Cheat sheet for Linux

About softwares

  • sudo apt-get upgrade (update the whole apt-get library)
  • sudo apt install build-essential (install basic functions and dependencies)
  • sudo apt install xxx (install the software of xxx)
  • sudo apt install -f (fix the last installation)
  • sudo apt upgrade xxx (upgrade the software of xxx)

Cheat sheet for clusters at Rice

Log in and copy files

  • ssh username@nots.rice.edu
  • scp local_file.zip username@nots.rice.edu:
  • (1) sftp username@nots.rice.edu (2) put local_file.zip (3) get remote_file.zip (4) put -r local_directory (5) get -r remote_directory.

Check and load modules

  • module list (current loaded modules in my environment)
  • module spider GCC (available modules related to GCC)
  • module load GCC/9.3.0 OpenMPI/4.0.3 FFTW/3.3.8 (load related modules, e.g. GCC, OpenMPI and FFTW)
  • module save (save the current environment)

Submit and monitoring jobs

  • Write a slurm file, i.e. an example of my slurm.
  • sbatch myslurm (submit the job)
  • watch squeue -u username (check the job status)

How to run graphical applications, e.g. Mathematica?
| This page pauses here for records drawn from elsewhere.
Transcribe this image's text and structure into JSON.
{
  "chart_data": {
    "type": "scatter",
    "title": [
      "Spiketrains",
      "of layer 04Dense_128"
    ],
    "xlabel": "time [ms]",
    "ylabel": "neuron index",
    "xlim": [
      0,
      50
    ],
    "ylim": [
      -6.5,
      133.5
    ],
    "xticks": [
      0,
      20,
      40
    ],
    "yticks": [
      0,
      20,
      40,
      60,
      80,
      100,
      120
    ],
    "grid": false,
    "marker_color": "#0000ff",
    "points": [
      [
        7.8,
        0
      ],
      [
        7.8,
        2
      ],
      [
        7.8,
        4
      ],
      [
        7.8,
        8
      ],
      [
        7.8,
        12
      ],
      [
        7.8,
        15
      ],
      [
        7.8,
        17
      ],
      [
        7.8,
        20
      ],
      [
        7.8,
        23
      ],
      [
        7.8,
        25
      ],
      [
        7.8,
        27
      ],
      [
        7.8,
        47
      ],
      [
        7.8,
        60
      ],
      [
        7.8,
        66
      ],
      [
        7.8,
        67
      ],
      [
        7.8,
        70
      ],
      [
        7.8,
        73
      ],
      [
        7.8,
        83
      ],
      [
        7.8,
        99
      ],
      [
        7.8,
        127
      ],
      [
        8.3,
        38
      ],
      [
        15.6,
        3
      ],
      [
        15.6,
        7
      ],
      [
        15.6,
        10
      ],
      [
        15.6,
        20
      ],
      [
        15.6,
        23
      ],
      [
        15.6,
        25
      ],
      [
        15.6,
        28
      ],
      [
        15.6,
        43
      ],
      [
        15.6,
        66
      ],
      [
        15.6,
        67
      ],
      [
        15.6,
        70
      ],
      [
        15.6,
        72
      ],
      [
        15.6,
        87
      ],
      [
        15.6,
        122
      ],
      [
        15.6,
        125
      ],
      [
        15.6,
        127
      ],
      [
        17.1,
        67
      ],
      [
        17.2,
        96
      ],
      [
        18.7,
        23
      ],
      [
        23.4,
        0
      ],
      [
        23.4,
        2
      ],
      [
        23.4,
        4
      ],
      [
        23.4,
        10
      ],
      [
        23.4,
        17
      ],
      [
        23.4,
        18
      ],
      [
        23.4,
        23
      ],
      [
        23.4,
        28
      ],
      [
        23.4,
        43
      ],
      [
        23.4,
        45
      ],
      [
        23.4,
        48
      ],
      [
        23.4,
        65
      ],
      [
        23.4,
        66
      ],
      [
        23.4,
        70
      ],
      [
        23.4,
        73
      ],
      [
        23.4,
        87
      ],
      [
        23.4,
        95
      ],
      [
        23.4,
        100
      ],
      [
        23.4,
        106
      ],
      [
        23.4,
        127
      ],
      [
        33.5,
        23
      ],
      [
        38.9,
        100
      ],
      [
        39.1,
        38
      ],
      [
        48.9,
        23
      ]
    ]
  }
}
  1. Download and run Xming.
  2. To connect the current bash terminal to X11 server, type export DISPLAY=localhost:0.0.
  3. Connect the cluster through ssh -X username@nots.rice.edu.
  4. Type xterm to see if there is a window opened. If yes, then it works!
  5. In order to run Mathematica, we need to reserve a compute node, say “scavenge”, by using srun --pty --x11 --export=ALL --partition scavenge --nodes=1 --ntasks-per-node=1 --cpus-per-task=20 --mem-per-cpu=1500M --time=00:40:00 $SHELL. Here --export==ALL means exporting the same environment to the compute note.
  6. See the reference.

Data and quotas

  • $Home: The home directory is where your sessions begin by default. Its intended use is for personal storage of data and files. Since it’s not designed for I/O, jobs should not be submitted from here.
  • $PROJECTS: The project storage is intended for storing datasets, files and software that are accessible by all members of the PI group.
  • $WORK: This directory is similar to $PROJECT, but only accessible to login nodes. Hence jobs should not be submitted from here.
  • $SHARED_SCRATCH: This is intended for reading and writing data (job I/O) on the cluster. It may also be used as a temporary location to hold files if you are over quota. To use it, you should create a directory for yourself and work with files from inside of said directory. Files here will be purged regularly, so always copy your data to other directories.
  • $TMPDIR: This is similar to $SHARED_SCRATCH, but is designed for compute nodes. Data and files here will be purged at the end of each job.
  • In short, submit jobs from and output data to $SHARED_SCRATCH or $PROJECT, then copy data to $HOME, $PROJECT or $WORK at the end of each job.
  • NOTE: The physical paths for the above file systems are subject to change. You should always access the filesystems using environment variables, especially in job scripts.